Hyde testified about many things B.T. told her. Hyde testified that B.T. told her that Appellant touched her in her private areas, that Appellant showed her pornographic movies, that she would be outside playing when Appellant would call her into the garage to touch her under and on top of her clothes; that she and Appellant would lick each other; that Appellant would play with himself and stuff would *616come out; and that Appellant told her that if she did not do any of those things, he would hurt her. In addition, Hyde testified about the credibility of B.T. when she said B.T. “seemed believable”; and she was “appropriately nervous and scared.”
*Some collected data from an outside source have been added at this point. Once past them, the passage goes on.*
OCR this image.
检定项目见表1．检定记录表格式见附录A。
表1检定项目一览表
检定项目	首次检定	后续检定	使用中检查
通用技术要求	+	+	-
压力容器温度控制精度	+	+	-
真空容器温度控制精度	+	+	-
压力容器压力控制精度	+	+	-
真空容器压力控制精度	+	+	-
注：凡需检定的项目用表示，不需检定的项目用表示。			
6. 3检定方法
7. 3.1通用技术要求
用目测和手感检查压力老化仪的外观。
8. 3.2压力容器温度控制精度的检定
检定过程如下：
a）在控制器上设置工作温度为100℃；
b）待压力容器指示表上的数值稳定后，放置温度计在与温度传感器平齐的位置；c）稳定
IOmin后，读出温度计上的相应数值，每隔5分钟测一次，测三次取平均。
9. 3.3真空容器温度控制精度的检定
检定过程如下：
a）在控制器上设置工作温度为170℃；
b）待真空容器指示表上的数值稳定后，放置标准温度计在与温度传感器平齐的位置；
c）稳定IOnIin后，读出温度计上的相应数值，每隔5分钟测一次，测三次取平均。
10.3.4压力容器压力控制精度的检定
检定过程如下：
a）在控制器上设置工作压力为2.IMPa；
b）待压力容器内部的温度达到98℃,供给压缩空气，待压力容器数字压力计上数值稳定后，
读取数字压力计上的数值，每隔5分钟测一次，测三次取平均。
This Court “has continuously held that the hearsay testimony of social workers is inadmissible and constitutes reversible error because it unfairly bolsters the testimony of the alleged victim.” Smith v. Commonwealth, 920 S.W.2d 514, 516 (Ky.1995). “There is no recognized exception to the hearsay rule for social workers or the results of their investigations.’ ” Sharp v. Commonwealth, 849 S.W.2d 542, 546 (Ky.1993) (quoting Souder v. Commonwealth, 719 S.W.2d 730, 734 (Ky.1986), overruled on other grounds by B.B. v. Commonwealth, 226 S.W.3d 47 (Ky.2007)). As was the case in Sharp, Hyde’s testimony “extensively repeated the [child’s] out-of-court statements” and it also “contains extensive conclusions as to the meaning of the [child’s] acts and statements.” Sharp, 849 S.W.2d at 545. Therefore, this case fits within the established rule that the hearsay testimony of social workers is inadmissible and constitutes reversible error. On retrial, a social worker cannot testify about B.T.’s statements made to her and her conclusions on the ultimate issue of B.T.’s credibility.

III. Conclusion.

In conclusion, the trial court committed reversible error by admitting propensity testimony, a key reason for the rule against Child Sexual Abuse Accommodation Syndrome testimony.

Because Appellant has raised other issues that are likely to recur upon retrial, these issues have also been addressed. The maximum sentence for the felony convictions in this case (the highest class of which was a Class C felony) was twenty years’ imprisonment and three years’ conditional discharge (under the statute in effect at the time the offenses allegedly took place). Also, the social worker improperly testified as to B.T.’s hearsay statements to her; and she improperly testified about her ultimate opinion on B.T.’s credibility.

Therefore, the conviction and judgment of the Graves Circuit Court is reversed; and the case is remanded for a new trial.

MINTON, C.J.; CUNNINGHAM, SCHRODER and VENTERS, JJ., concur. ABRAMSON, J., concurs in result only by separate opinion. SCOTT, J., concurs, in part, and dissents, in part, by separate opinion.

. Second-Degree Sodomy is a Class C felony. KRS 510.080(2).

. First-Degree Sexual Abuse is a Class D felony. KRS 510.110(2).